County, schools benefit from unanticipated funds

Patriot logo largeBy MIKE WILLIAMS

The Patriot

Unanticipated revenues from the American Rescue Plan Act (ARPA) and the cigarette tax are the driving force behind nearly $15 million in budget amendments approved Monday night by the Board of Supervisors.

Whenever budget amendments exceed 1 percent of the total county budget, state law requires the Board of Supervisors to hold a public hearing.

No one spoke during the hearing.

County Finance Director Diane Newby provided the board with an overview of the amendments. She explained that additional ARPA funding had been received by the county for projects in the library and the Calfee Cultural and Community Center, tourism advertising and promotion and municipal utility relief for past due water and sewer customers not served by previous utility relief.

Much of the budget amendments – $6.9 million – include county capital improvement projects already in process, including GIS equipment and ortho mapping, information technology and communication upgrades, vehicles, building and HVAC improvements, road improvements and county parks and recreation improvements.

County Administrator Jonathan Sweet told the board budget adjustments are standard with unanticipated revenues.

“We’re fortunate to see unanticipated revenues,” Sweet said, using the cigarette tax revenue as an example.  According to Newby, the county received $307,550 in cigarette tax revenues for the first two quarters of calendar year 2022.

The county had not been able until recently to anticipate how much revenue it would gain through the tax because of processing through the regional partnership the county had entered into to make collection of the tax easier.

While the amount of the tax revenue was previously unknown, its destination wasn’t. Because of an earlier agreement between the Supervisors and School Board, the revenue will go to the school system’s capital improvement fund.

Massie Supervisor Andy McCready asked Newby how much money in carry over funding the school system was able to add to the capital fund. She responded, $116,591.

McCready said that gives the school system a $1.7 million “pot of money” to make improvements and maintenance repairs on schools.

“That is a real success story, that agreement between the Board of Supervisors and the School Board that has survived now approaching ten years,” he said.

The agreement basically states money saved by the school system at the end of the fiscal year will be re-appropriated back to them for use on capital improvement needs.

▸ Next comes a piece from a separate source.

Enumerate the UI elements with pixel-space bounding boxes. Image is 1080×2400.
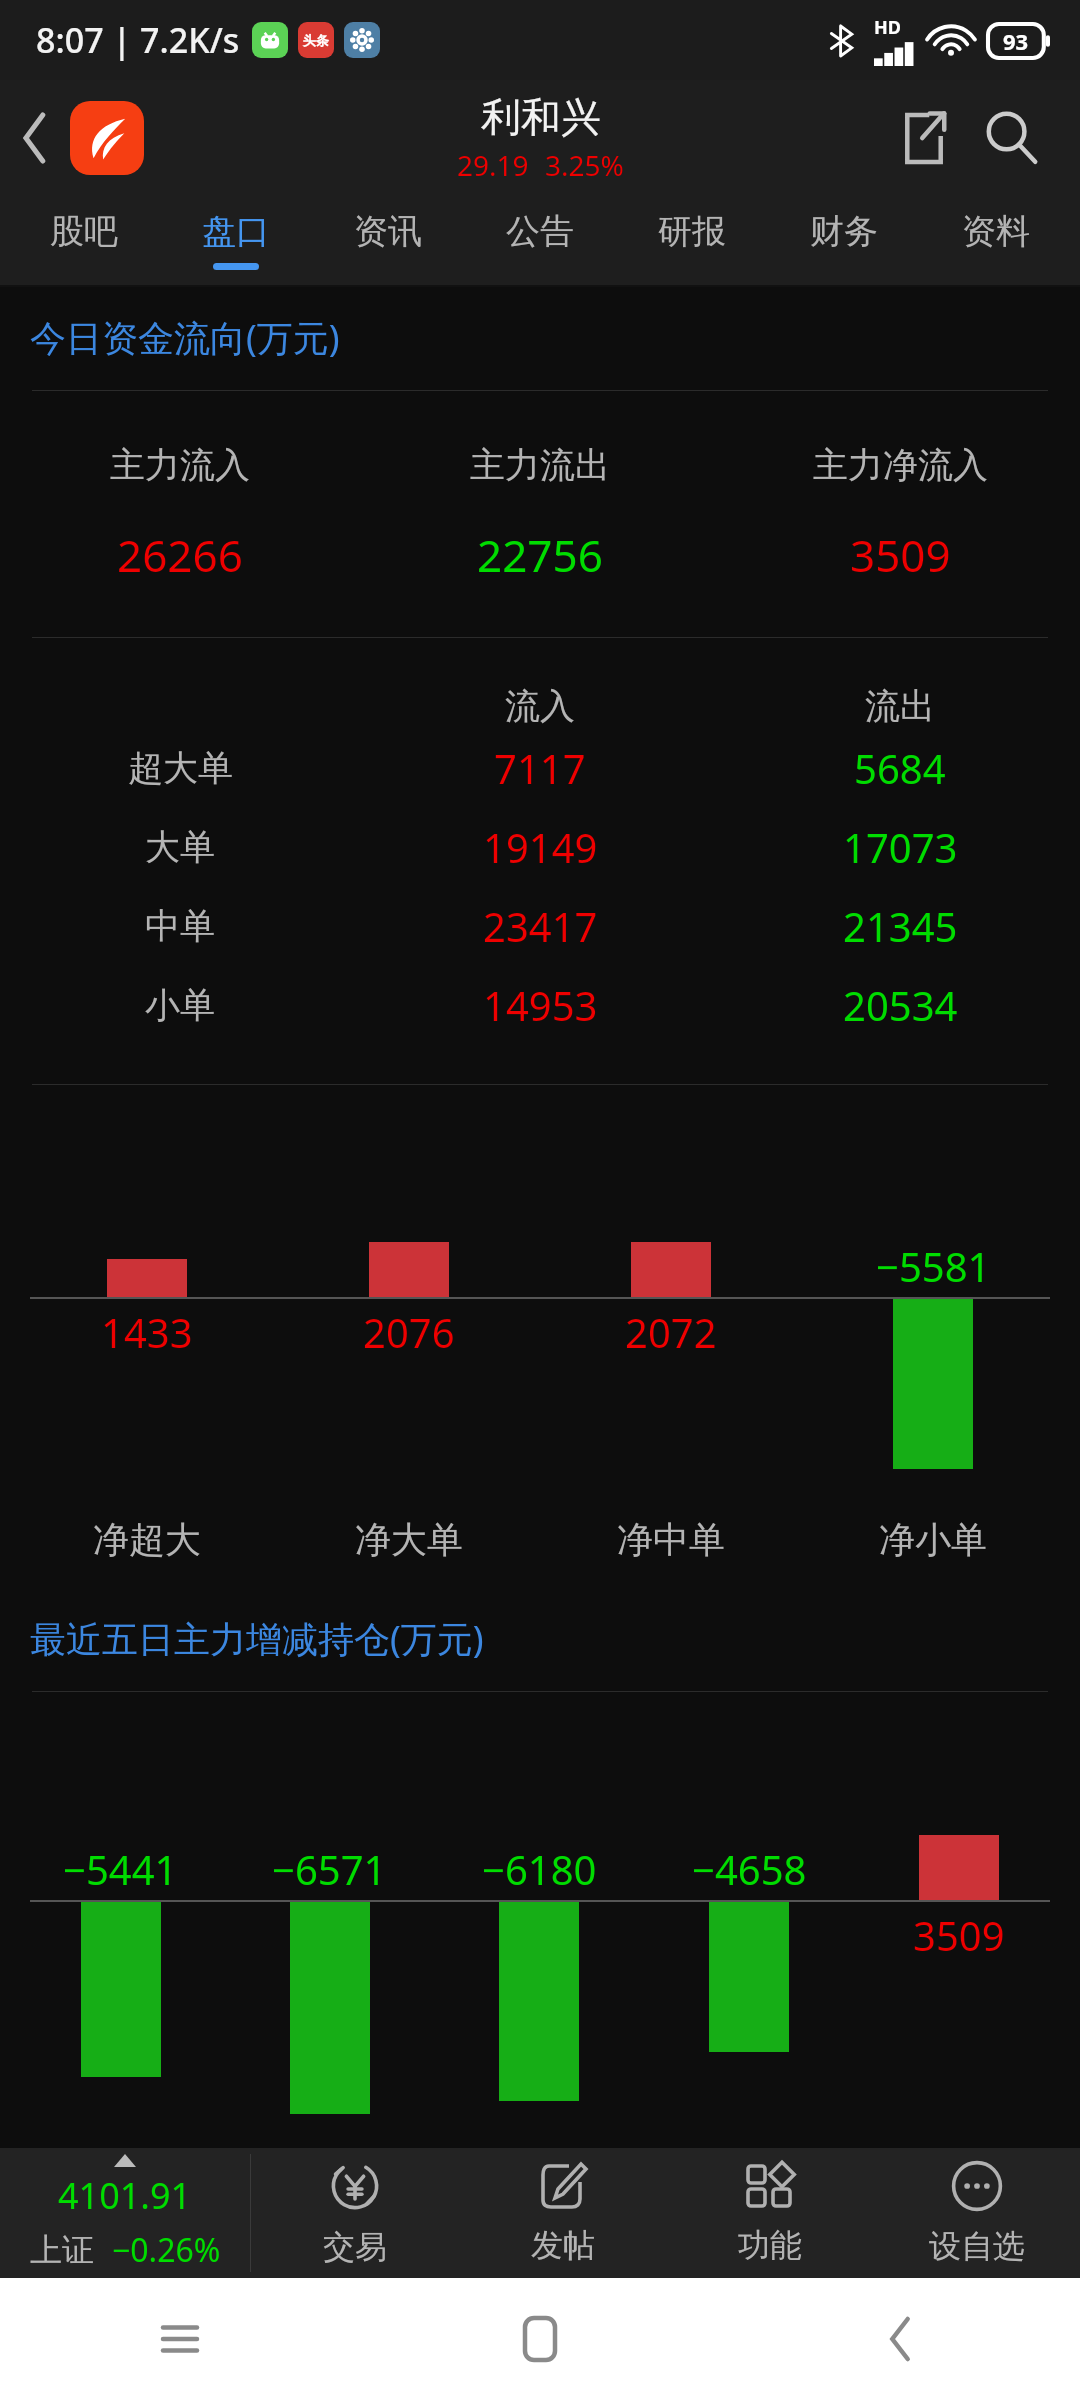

The carryover funds coupled with the cigarette tax revenue to address some of the building and capital improvement needs of county schools is “a real win for all of us,” McCready stated.

“We ought to be really proud that agreement made many years ago has survived and thrived,” he said.

Following the public hearing, McCready noted the lack of comments must mean “the public is pretty well satisfied with the financial management of the county.”